As she tells it, Fake It Flowers is completely and utterly Bea: her interests, her traumas, her mistakes. Her skill is in capturing the purest heartaches of adolescence through shaky, powerful vocals and unflinching lyrics teamed with fuzzy guitars. In a press release, she said: “Every song is so personal, I'm low-key fucking terrified to show it to the world." That’s most evident on Charlie Brown, a much heavier track that eschews the whispery vocals for distorted guitars and anguished screams of “throw it away”. It’s reminiscent of Hole, and despite its deceptively childish, gentle title, is an examination of Bea’s painful struggles with self-harm.
That experimentation with heavier sounds is across Fake It Flowers. Sorry opens with acoustic guitar and gentler vocals before building to heavier, distorted guitars, her feelings palpable as she screams, 'I guess that’s what happens to the best of us'. Pop rock track Together also plays with heavier sounds, with a fun chorus of Bea singing, 'at least we’re together' before slowing it back down for the verses.
On the melodic, sad Emo Song, after opening with tinkling acoustic guitars again and leading into the fuzzy, cosmic sounds she played with on Space Cadet, Bea sounds wise beyond her years as she refers to 'when I was young' and sings 'it’s all your fault' wistfully as it fades out. That dreaminess permeates Fake It Flowers, and the spacy Further Away sees her taking it to new places.

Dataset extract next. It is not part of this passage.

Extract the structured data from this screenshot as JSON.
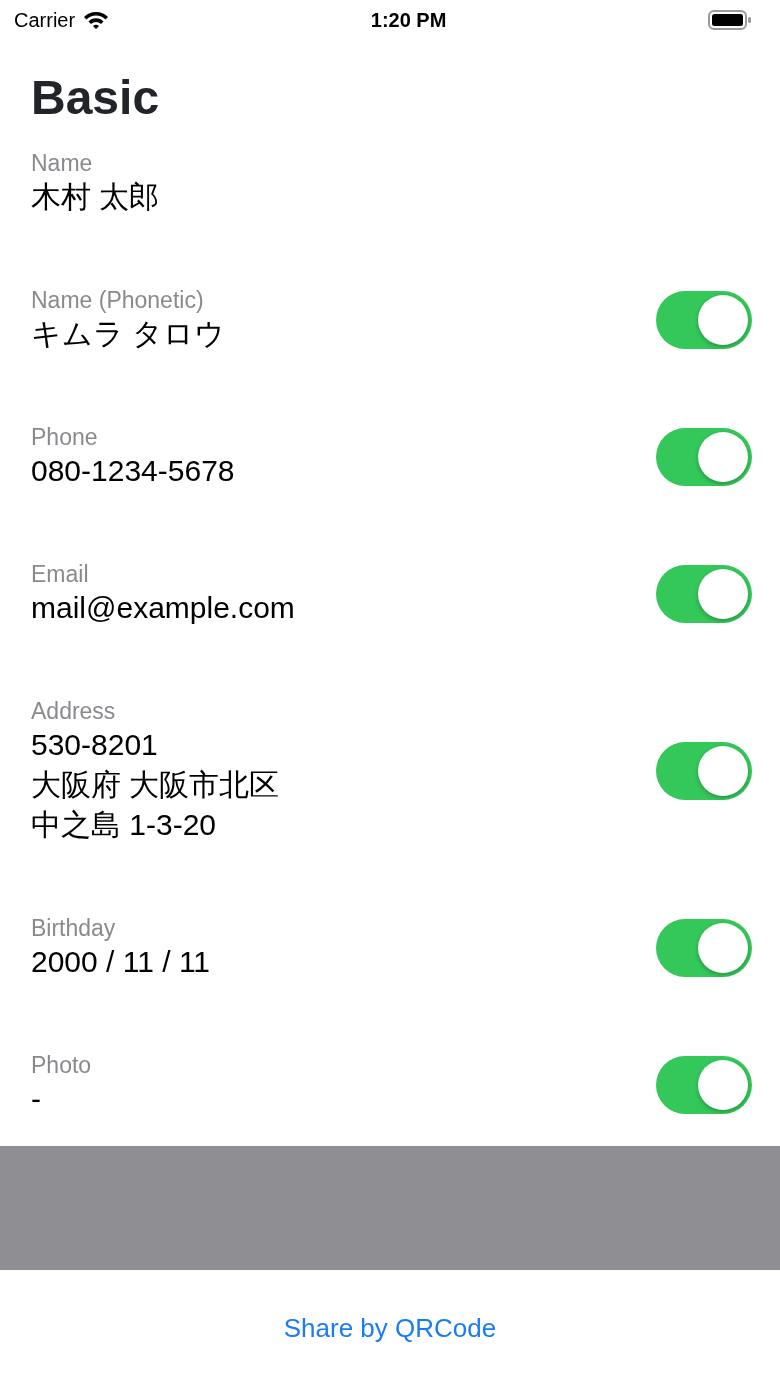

Still, it’s those very DIY moments that make Fake It Flowers special. How Was Your Day?, which Bea recorded on a four-track cassette in her boyfriend’s garden, is a very fuzzy, very real song about connecting across a distance. Featuring chatting, dogs barking and other every day sounds, it feels authentic, although a cynic who was alive in the 90s might find Bea’s fascination with the decade awkward. Yoshimi Forest Magdalene, the album’s closer, has similar energy, with mistakes and fuck ups before she sings 'he smells very nice', but that simplicity is charming – it sounds a little like Best Coast. Recorded in one live take, it builds, distorting as Bea sings, whispers and screams the title over and over.
On Fake It Flowers, despite the shiny new record label, Beabadoobee hasn’t lost her adolescent, DIY charm. It transports listeners to a very particular time – albeit one that Bea wasn’t alive for – and will likely make even grown adults want to smash up their childhood bedrooms. Maybe that’s what we all need right now.
Still, it’s the moments where Bea experiments a little more that show her potential for the future; the heavier vocals and guitars that express real heartache. On Horen Sarrison and Sorry, she bulks out her trademark sound with strings, adding a dramatic element that makes Fake It Flowers feels complete.